Event
Ph.D. Research Proposal: Chak Lam Shek
Tuesday, November 25, 2025
1:30 p.m.
https://umd.zoom.us/j/7140250593?pwd=OTVma003K3hzTG9zeUhiN0FUS0RGQT09&omn=98900325652&jst=2
Sarah Pham
301 473 2449
spham124@umd.edu
ANNOUNCEMENT: Ph.D. Research Proposal Exam
Name: Chak Lam Shek
Committee:
Professor Professor Pratap Tokekar (Chair)
Professor Dinesh Manocha
Professor Kaiqing Zhang
Date/time: Tuesday, November 25 from 1:30pm to 3:30pm
Location: https://umd.zoom.us/
Title: From One to Many: Reinforcement Agents with Uncertainty-Aware Generalization
Abstract:
Artificial Intelligence (AI) systems are increasingly expected to operate in complex and uncertain environments, where robustness to practical limitations is essential. Recent advances in agent-based AI demonstrate the potential of small, resource-constrained agents that cooperate to achieve tasks beyond the capacity of any individual agent. Specifically, this line of research contributes to the development of autonomous systems for applications such as autonomous driving, aerial robotics, and humanoid robots, where agents must perceive, reason, and act safely in dynamic real-world settings.

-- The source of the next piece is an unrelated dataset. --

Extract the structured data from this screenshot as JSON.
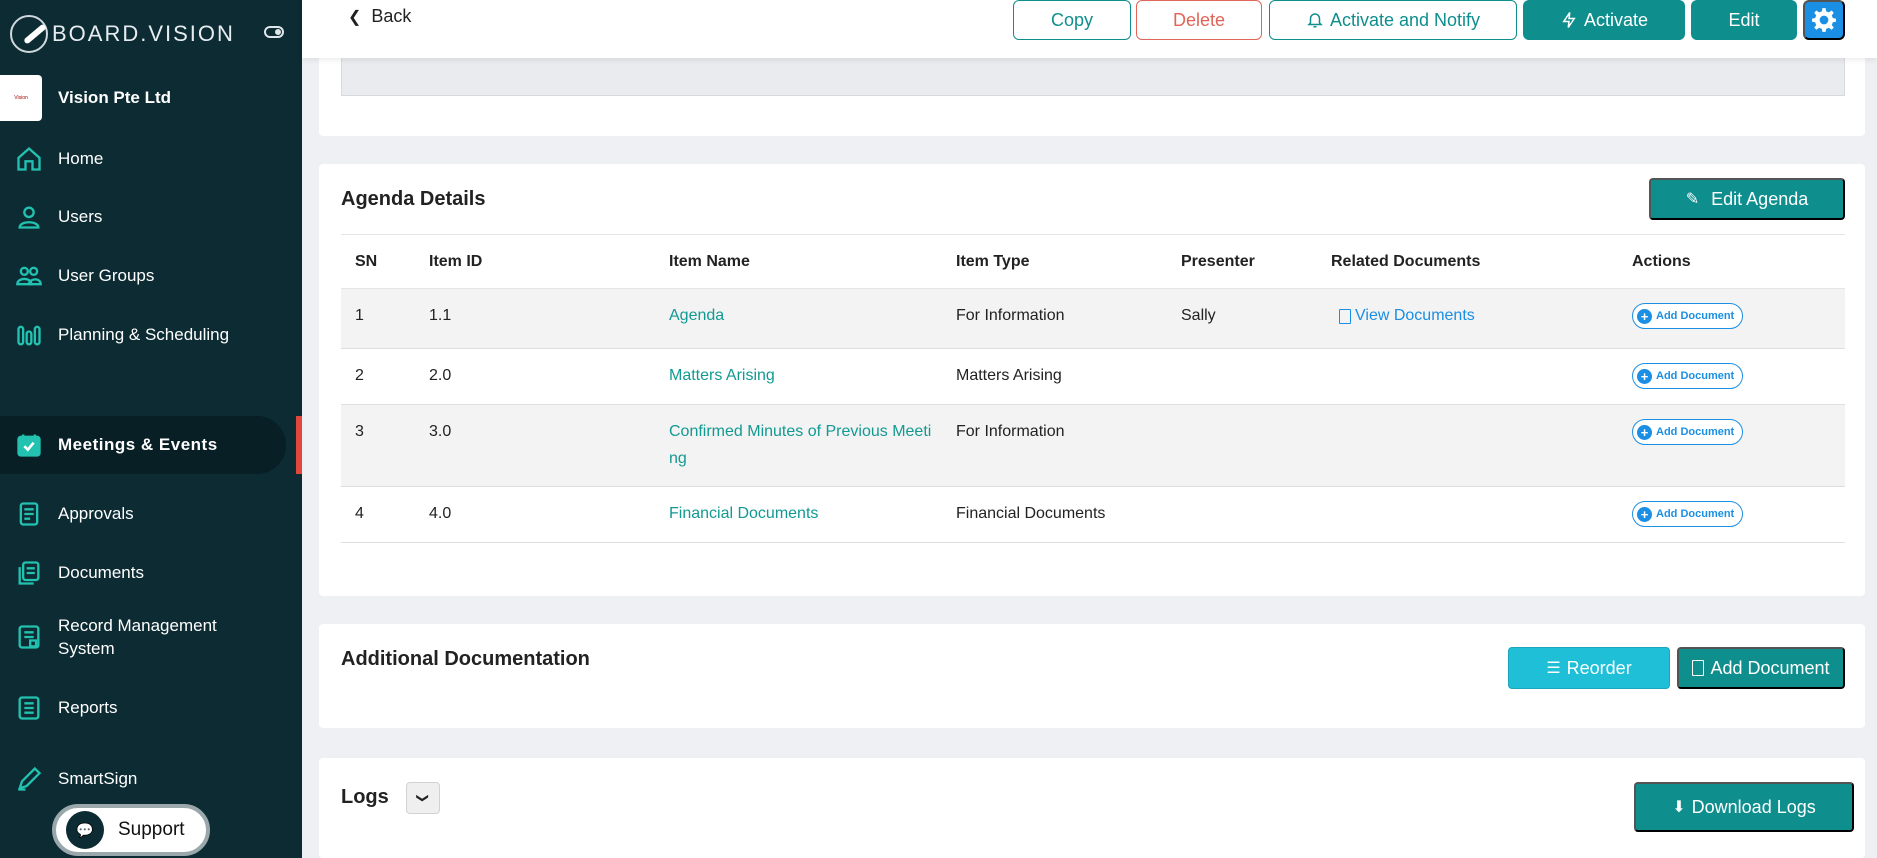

However, this shift introduces fundamental challenges that demand principled algorithmic solutions. This dissertation is centered on reinforcement learning (RL), developing methods that extend RL frameworks to explicitly address three classes of constraints—limited capabilities, resource constraints, and partial observability—enabling both single-agent and multi-agent systems to operate robustly and efficiently under uncertainty.
First, we address resource constraints, where efficiency and reliability must be carefully balanced under costly or limited operations. For single-agent navigation, we focus on the problem of deciding when to localize in scenarios where frequent observations are expensive and continuous localization is infeasible. We introduce a reinforcement learning framework that learns selective localization policies, minimizing resource usage while ensuring that the probability of failure remains bounded. In multi-agent systems, we investigate how to allocate constrained update budgets more effectively across heterogeneous agents. By adapting thresholds based on the relative contribution of each agent, we enable faster convergence, more efficient use of resources, and more stable coordination than uniform allocation schemes.

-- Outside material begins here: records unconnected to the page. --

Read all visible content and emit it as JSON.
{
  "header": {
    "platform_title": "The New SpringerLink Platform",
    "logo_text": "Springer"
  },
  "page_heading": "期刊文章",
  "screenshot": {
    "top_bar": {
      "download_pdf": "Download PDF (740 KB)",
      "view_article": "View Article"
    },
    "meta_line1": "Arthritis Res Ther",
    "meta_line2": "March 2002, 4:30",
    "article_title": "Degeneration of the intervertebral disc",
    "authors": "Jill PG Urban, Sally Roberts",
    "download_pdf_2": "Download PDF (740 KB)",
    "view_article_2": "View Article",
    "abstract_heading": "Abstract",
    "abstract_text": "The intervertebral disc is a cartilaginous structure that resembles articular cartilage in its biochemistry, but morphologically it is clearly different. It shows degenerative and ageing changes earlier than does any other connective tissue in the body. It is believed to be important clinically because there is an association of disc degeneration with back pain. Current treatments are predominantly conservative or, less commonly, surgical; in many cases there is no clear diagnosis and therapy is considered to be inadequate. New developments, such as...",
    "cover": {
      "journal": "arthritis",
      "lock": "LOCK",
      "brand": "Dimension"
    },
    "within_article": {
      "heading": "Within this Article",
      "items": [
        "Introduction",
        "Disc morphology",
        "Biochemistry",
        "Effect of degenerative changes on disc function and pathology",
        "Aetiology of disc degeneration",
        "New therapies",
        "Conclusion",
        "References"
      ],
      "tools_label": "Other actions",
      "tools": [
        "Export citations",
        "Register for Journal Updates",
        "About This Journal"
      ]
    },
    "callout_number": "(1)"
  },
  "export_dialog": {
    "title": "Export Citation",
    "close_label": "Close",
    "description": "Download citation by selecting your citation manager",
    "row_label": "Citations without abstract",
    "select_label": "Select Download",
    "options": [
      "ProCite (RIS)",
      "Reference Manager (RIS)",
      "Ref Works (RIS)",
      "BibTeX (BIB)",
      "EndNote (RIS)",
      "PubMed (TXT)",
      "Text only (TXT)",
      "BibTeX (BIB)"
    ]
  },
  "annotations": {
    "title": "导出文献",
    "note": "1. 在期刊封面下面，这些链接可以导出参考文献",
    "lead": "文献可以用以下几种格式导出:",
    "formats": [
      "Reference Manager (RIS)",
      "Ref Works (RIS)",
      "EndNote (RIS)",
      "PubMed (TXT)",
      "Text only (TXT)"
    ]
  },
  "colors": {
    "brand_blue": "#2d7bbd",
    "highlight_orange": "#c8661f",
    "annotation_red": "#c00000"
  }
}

Second, we consider agents with limited sensing capabilities, arising either from the physical design constraints of the robot or from limitations in perception algorithms. Specifically, we study the locomotion problem for a single agent operating in unstructured terrains and the coordination problem of sensor deployment for multiple energy-constrained robots. To address the locomotion challenge, we design a context-aware framework that leverages language-based contextual cues alongside sensor data to guide navigation policies under limited perception. For the sensor deployment task, we develop an estimation method that accounts for uncertainty in airdropped sensor locations and introduce a submodular optimization framework to plan energy-constrained unmanned aerial vehicle (UAV) routes that maximize information gain despite stochastic landing outcomes.
Third, we tackle partial observability, where agents must plan and act with incomplete or noisy information. In the single-agent case, we develop a hierarchical framework that uses language-driven subgoal generation, reusable options, and action-level policies to improve exploration efficiency and enhance generalization across tasks. In the multi-agent case, we exploit structural patterns of locality within decentralized systems. By partitioning agents into strongly related groups using dependency structures, we achieve more accurate credit assignment, reduce the curse of dimensionality, and improve cooperative learning efficiency compared to global-reward methods.